Maybe fishing is good from Alabama to South Carolina with the exception of the middle of Georgia, for me anyway. A tournament at Lanier last Sunday was very frustrating but a trip to West Point on the Alabama line was more rewarding.
Tuesday I took my 2004 Skeeter I am trying to sell to West Point to run it some. It had not been cranked since last November, the longest time it has gone without going fishing since I bought it. I had taken everything out of it so I had to remember to take a life jacket, kill switch, and the boat key!
Although I planned to run the motor some and look at water color and temperature in preparation for a Potato Creek tournament Saturday, I did put in a couple of rods and reels, one with a spinnerbait and one with a crankbait. I took no spare tackle.
I was pleased when the motor cranked right up and ran without any problem. And the water from the Mega Ramp at Pyne Park up to Whitewater was a good color for fishing, a little stained but not muddy, and with temperatures in the low 60s I knew the fish should be active.
After riding around a little I could not stand it so I fished into a cove with the crankbait, casting it to rocks and wood cover, without a bite. Then as I approached a tree in the water I picked up the spinnerbait and caught a four pound largemouth on the first cast with it. That was exciting.
After riding around a little more I decided to fish the crankbait on a point and quickly caught two pound spotted bass. At that point I realized I didn’t want to catch any more fish, preferring to save them for the tournament, so I ran back to the ramp and took the boat out. I was on the water less than three hours total. I hope those two fish were waiting on me yesterday.
At Lake Lanier last Sunday 15 members of the Flint River Bass Club fished our first tournament of the year. We landed 21 keeper bass weighing about 45 pounds. There was one five-fish limit and five people did not have a keeper. Six of us had just one keeper after eight hours of casting. There was one largemouth weighed in, all the rest were spots.
Travis Weatherly had four keepers weighing 13.01 pounds and won and his 4.6-pound spot was big fish. Chuck Croft had five weighing 8.59 pounds for second, Niles Murray had four at 7.54 pounds for third and Dan Phillips had one spot weighing 3.7 pounds for fourth.
It was a very frustrating day for me. I had been seeing picture on Facebook of big spotted bass being caught on crankbaits and spinnerbaits. Folks were catching them on rocky points and clay banks, a pattern I like to fish. Others were catching numbers of spots by fishing a Fish Head Spin in ditches, a common pattern there this time of year but one I have never learned.
Travis and Chuck both said they caught their fish on the Fish Head Spin pattern. I tried it some without any luck. Nile said he caught his fish on a crankbait, something I tried a lot without a bite. My one keeper came out of a tree top and hit a jig head worm, on the sixth or seventh cast into it. It was no bigger than a bath tub. My partner Wes DeLay had also cast to that wood cover before the fish finally hit.
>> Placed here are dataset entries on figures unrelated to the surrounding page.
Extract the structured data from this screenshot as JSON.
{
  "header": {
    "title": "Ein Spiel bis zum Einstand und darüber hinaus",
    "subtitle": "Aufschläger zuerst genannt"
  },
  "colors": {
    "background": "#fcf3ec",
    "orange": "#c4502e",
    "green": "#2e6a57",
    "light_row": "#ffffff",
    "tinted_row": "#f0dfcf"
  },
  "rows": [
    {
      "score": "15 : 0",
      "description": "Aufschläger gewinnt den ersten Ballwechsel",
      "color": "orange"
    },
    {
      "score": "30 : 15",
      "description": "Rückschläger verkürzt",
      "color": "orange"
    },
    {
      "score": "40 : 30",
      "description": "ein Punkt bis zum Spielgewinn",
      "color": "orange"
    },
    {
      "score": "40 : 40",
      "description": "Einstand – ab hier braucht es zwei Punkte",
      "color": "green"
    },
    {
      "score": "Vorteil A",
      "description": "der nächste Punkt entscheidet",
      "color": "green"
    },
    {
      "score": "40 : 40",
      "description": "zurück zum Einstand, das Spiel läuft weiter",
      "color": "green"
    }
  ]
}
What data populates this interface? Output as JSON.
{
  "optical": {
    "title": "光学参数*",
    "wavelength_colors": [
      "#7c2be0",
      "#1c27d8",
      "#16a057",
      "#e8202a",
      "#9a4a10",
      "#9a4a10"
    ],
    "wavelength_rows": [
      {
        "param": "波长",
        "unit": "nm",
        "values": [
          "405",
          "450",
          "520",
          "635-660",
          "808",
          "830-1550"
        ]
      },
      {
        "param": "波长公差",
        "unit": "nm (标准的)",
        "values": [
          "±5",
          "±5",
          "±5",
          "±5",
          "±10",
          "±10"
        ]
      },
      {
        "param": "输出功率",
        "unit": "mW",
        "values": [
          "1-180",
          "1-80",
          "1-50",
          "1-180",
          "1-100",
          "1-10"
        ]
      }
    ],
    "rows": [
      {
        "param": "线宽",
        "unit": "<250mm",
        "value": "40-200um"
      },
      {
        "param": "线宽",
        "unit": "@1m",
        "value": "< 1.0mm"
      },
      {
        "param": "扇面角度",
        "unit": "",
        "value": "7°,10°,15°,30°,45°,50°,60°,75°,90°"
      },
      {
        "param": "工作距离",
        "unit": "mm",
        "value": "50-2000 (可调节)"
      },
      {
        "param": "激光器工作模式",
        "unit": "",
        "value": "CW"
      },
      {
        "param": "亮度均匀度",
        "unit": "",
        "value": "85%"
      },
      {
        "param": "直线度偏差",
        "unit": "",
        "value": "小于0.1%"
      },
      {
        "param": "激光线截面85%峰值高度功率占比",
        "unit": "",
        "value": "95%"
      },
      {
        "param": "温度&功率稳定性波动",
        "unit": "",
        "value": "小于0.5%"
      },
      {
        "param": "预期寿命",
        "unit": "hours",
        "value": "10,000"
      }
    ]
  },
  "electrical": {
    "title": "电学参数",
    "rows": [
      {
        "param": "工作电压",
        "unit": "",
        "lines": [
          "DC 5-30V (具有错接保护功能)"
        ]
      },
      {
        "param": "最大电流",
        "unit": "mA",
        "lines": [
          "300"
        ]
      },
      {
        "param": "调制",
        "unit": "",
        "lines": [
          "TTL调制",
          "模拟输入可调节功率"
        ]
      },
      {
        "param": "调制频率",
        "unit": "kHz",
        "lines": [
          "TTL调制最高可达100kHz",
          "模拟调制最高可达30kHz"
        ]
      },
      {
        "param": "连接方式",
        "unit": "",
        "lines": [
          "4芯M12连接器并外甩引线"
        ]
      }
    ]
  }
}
The weather is supposed to be unseasonably warm all this week and the fish should react to it by moving shallow and feeding. I remember a February in the mid-1970s with similar weather. It was very warm all month. Linda and I took our bass boat to Clarks Hill the last weekend of February to bass fish.
I had ordered two brand new plugs, called Deep Wee R’s, that had just come on the market. They were not in stores yet, I had to order them from a magazine. I tied on a chartreuse one and Linda used the crawfish one. We went out and found the water stained but not muddy.
About mid-morning we had caught a couple of bass but nothing exciting, and were enjoying the warm sunny day. We stopped on a clay point on an island and seemed to catch a bass on every cast for a few minutes. When they quit biting we moved to the next point in the creek and repeated the action. When it stopped there, we went to the next one with the same results.
The rest of that day and most of the day Sunday we rotated around those three points that we named Points 1, 2 and 3. Real imaginative, I know. Anyway, we landed 78 keeper bass in two days, most of them from those three points. My biggest was 6.5 pounds and Linda had one weighing 4.5 pounds.
I have never found the fish feeding like that on those points since then. Conditions were exactly right for them that year. But that is what keeps me fishing, expecting to find fish feeding like that again some day. Maybe this is the year!
Plan a fishing trip this week. You may find a bunch of bass, or catch the biggest one of your life. Conditions are right, just like they were one year back in the 1970s!